Hu Xuegang, Feng Jing
School of Communications and Information Engineering, Chongqing University of Posts and Telecommunications, Chongqing 400065, China.
Chongqing Key Laboratory of Signal and Information Processing, Chongqing University of Posts and Telecommunications, Chongqing 400065, China.
Sensors (Basel). 2023 Dec 24;24(1):95. doi: 10.3390/s24010095.
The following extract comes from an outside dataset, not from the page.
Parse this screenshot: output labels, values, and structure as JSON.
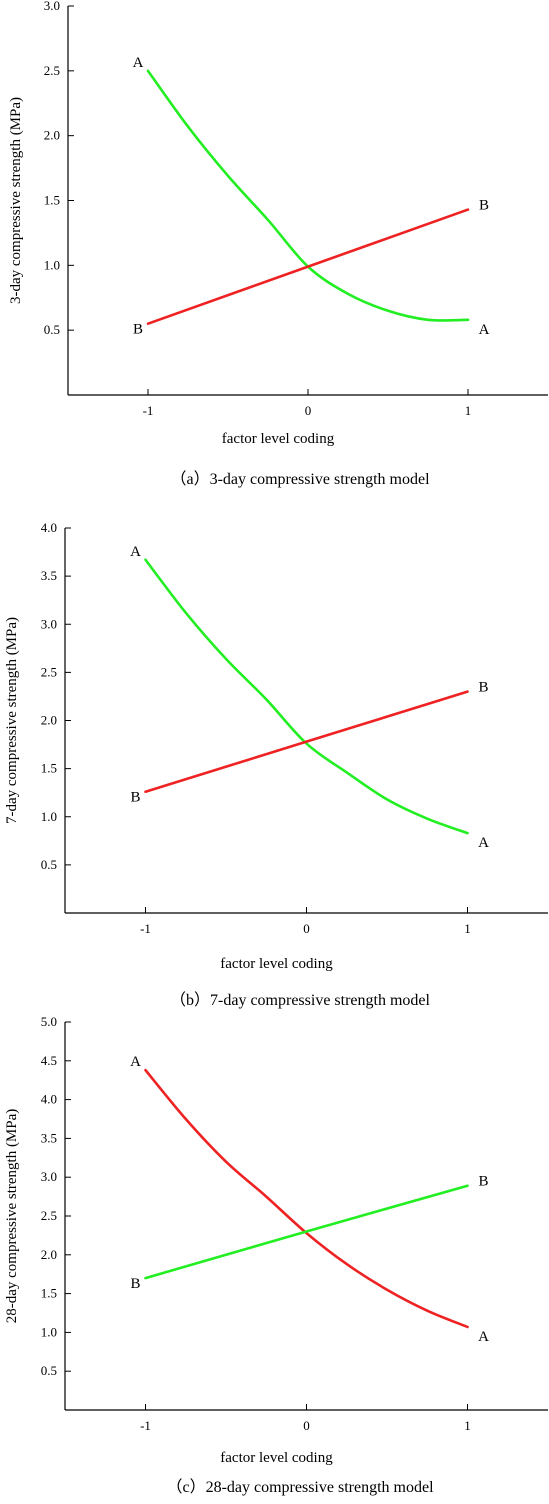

Semantic segmentation provides accurate scene understanding and decision support for many applications. However, many models strive for high accuracy by adopting complex structures, decreasing the inference speed, and making it challenging to meet real-time requirements. Therefore, a fast attention-guided hierarchical decoding network for real-time semantic segmentation (FAHDNet), which is an asymmetric U-shaped structure, is proposed to address this issue. In the encoder, we design a multi-scale bottleneck residual unit (MBRU), which combines the attention mechanism and decomposition convolution to design a parallel structure for aggregating multi-scale information, making the network perform better at processing information at different scales. In addition, we propose a spatial information compensation (SIC) module that effectively uses the original input to make up for the spatial texture information lost during downsampling. In the decoder, the global attention (GA) module is used to process the feature map of the encoder, enhance the feature interaction in the channel and spatial dimensions, and enhance the ability to mine feature information. At the same time, the lightweight hierarchical decoder integrates multi-scale features to better adapt to different scale targets and accurately segment objects of different sizes. Through experiments, FAHDNet performs outstandingly on two public datasets, Cityscapes and Camvid. Specifically, the network achieves 70.6% mean intersection over union (mIoU) at 135 frames per second (FPS) on Cityscapes and 67.2% mIoU at 335 FPS on Camvid. Compared to the existing networks, our model maintains accuracy while achieving faster inference speeds, thus enhancing its practical usability.
语义分割为许多应用提供了准确的场景理解和决策支持。然而,许多模型通过采用复杂的结构来追求高精度,这降低了推理速度,使得满足实时需求具有挑战性。因此,提出了一种用于实时语义分割的快速注意力引导分层解码网络(FAHDNet),它是一种不对称的U形结构,以解决这个问题。在编码器中,我们设计了一种多尺度瓶颈残差单元(MBRU),它将注意力机制和分解卷积相结合,设计了一种用于聚合多尺度信息的并行结构,使网络在处理不同尺度的信息时表现更好。此外,我们提出了一种空间信息补偿(SIC)模块,该模块有效地利用原始输入来弥补下采样过程中丢失的空间纹理信息。在解码器中,全局注意力(GA)模块用于处理编码器的特征图,增强通道和空间维度上的特征交互,并增强挖掘特征信息的能力。同时,轻量级分层解码器集成多尺度特征,以更好地适应不同尺度的目标,并准确分割不同大小的物体。通过实验,FAHDNet在两个公共数据集Cityscapes和Camvid上表现出色。具体来说,该网络在Cityscapes上以每秒135帧(FPS)的速度实现了70.6%的平均交并比(mIoU),在Camvid上以335 FPS的速度实现了67.2%的mIoU。与现有网络相比,我们的模型在保持精度的同时实现了更快的推理速度,从而提高了其实际可用性。